Yes that’s very fair. I would argue, however,
that an official agency for truth and reconciliation would come no nearer to
laying down a narrative accepted by everybody than would any unofficial studies
of the conflict. In Northern Ireland we are very good at finding controversy in
even the most extensive public/official inquiries – Saville being a good
example. If such an agency did exist, I wouldn’t expect anybody in Northern
Ireland to stop talking about the conflict, or necessarily think it had been
laid to rest. If, on the other hand, we put our resources into building a
brighter, more prosperous and more integrated society then the mistakes of the
past might better be put behind us – I can understand your point that we might
repeat our mistakes, but I would argue that the conflict arose in quite
fundamentally different circumstances to our own today.

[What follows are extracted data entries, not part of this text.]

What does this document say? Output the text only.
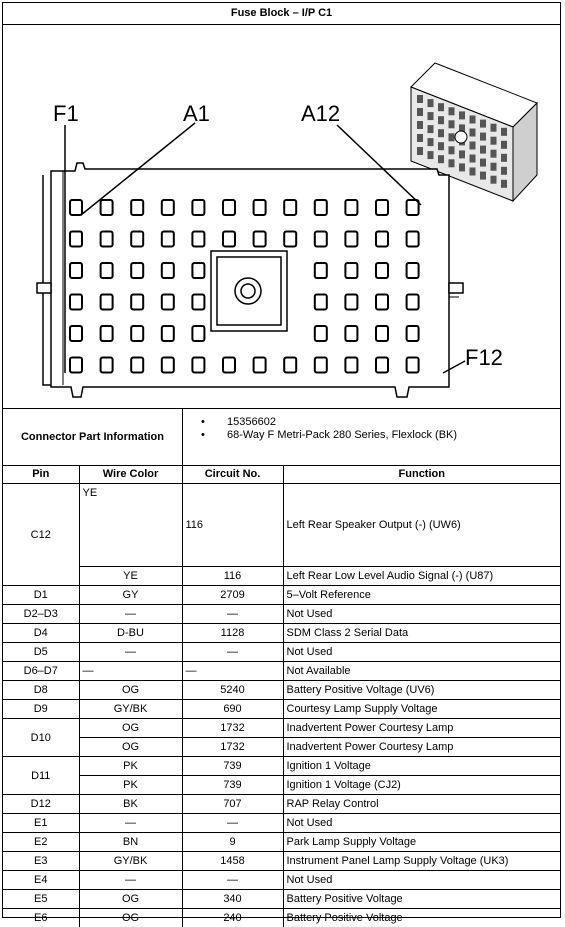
Fuse Block – I/P C1
F1	A1	A12
F12
Connector Part Information
• 15356602
• 68-Way F Metri-Pack 280 Series, Flexlock (BK)
Pin	Wire Color	Circuit No.	Function
C12	YE	116	Left Rear Speaker Output (-) (UW6)
	YE	116	Left Rear Low Level Audio Signal (-) (U87)
D1	GY	2709	5–Volt Reference
D2–D3	—	—	Not Used
D4	D-BU	1128	SDM Class 2 Serial Data
D5	—	—	Not Used
D6–D7	—	—	Not Available
D8	OG	5240	Battery Positive Voltage (UV6)
D9	GY/BK	690	Courtesy Lamp Supply Voltage
D10	OG	1732	Inadvertent Power Courtesy Lamp
	OG	1732	Inadvertent Power Courtesy Lamp
D11	PK	739	Ignition 1 Voltage
	PK	739	Ignition 1 Voltage (CJ2)
D12	BK	707	RAP Relay Control
E1	—	—	Not Used
E2	BN	9	Park Lamp Supply Voltage
E3	GY/BK	1458	Instrument Panel Lamp Supply Voltage (UK3)
E4	—	—	Not Used
E5	OG	340	Battery Positive Voltage
E6	OG	240	Battery Positive Voltage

Alex, in your quest for ‘truth’ you mention republican and loyalist factions, but nothing about the British government involvement. Had it slipped your mind or were you just being selective about ‘culprits’?
Hi Barney,
I don’t think I disagree with any of that: and I have written elsewhere about the fact that the ‘truth” doesn’t just rest with the various terrorist organisations, hence my conclusion that “nothing will change—nothing can change—until we agree a collective approach to truth.”
I suppose my gut view (and I have some sympathy for Matthew’s stance above) is summed up as better no truth process at all, than one which actually risks adding to the problem.
And I’ll read your Herald piece.
Best wishes
Alex.
Hi Sherdy,
Fair point, I didn’t mention the government and others who have been involved in one way or another.
That said, I really do mean everyone when I say “collective approach to truth.”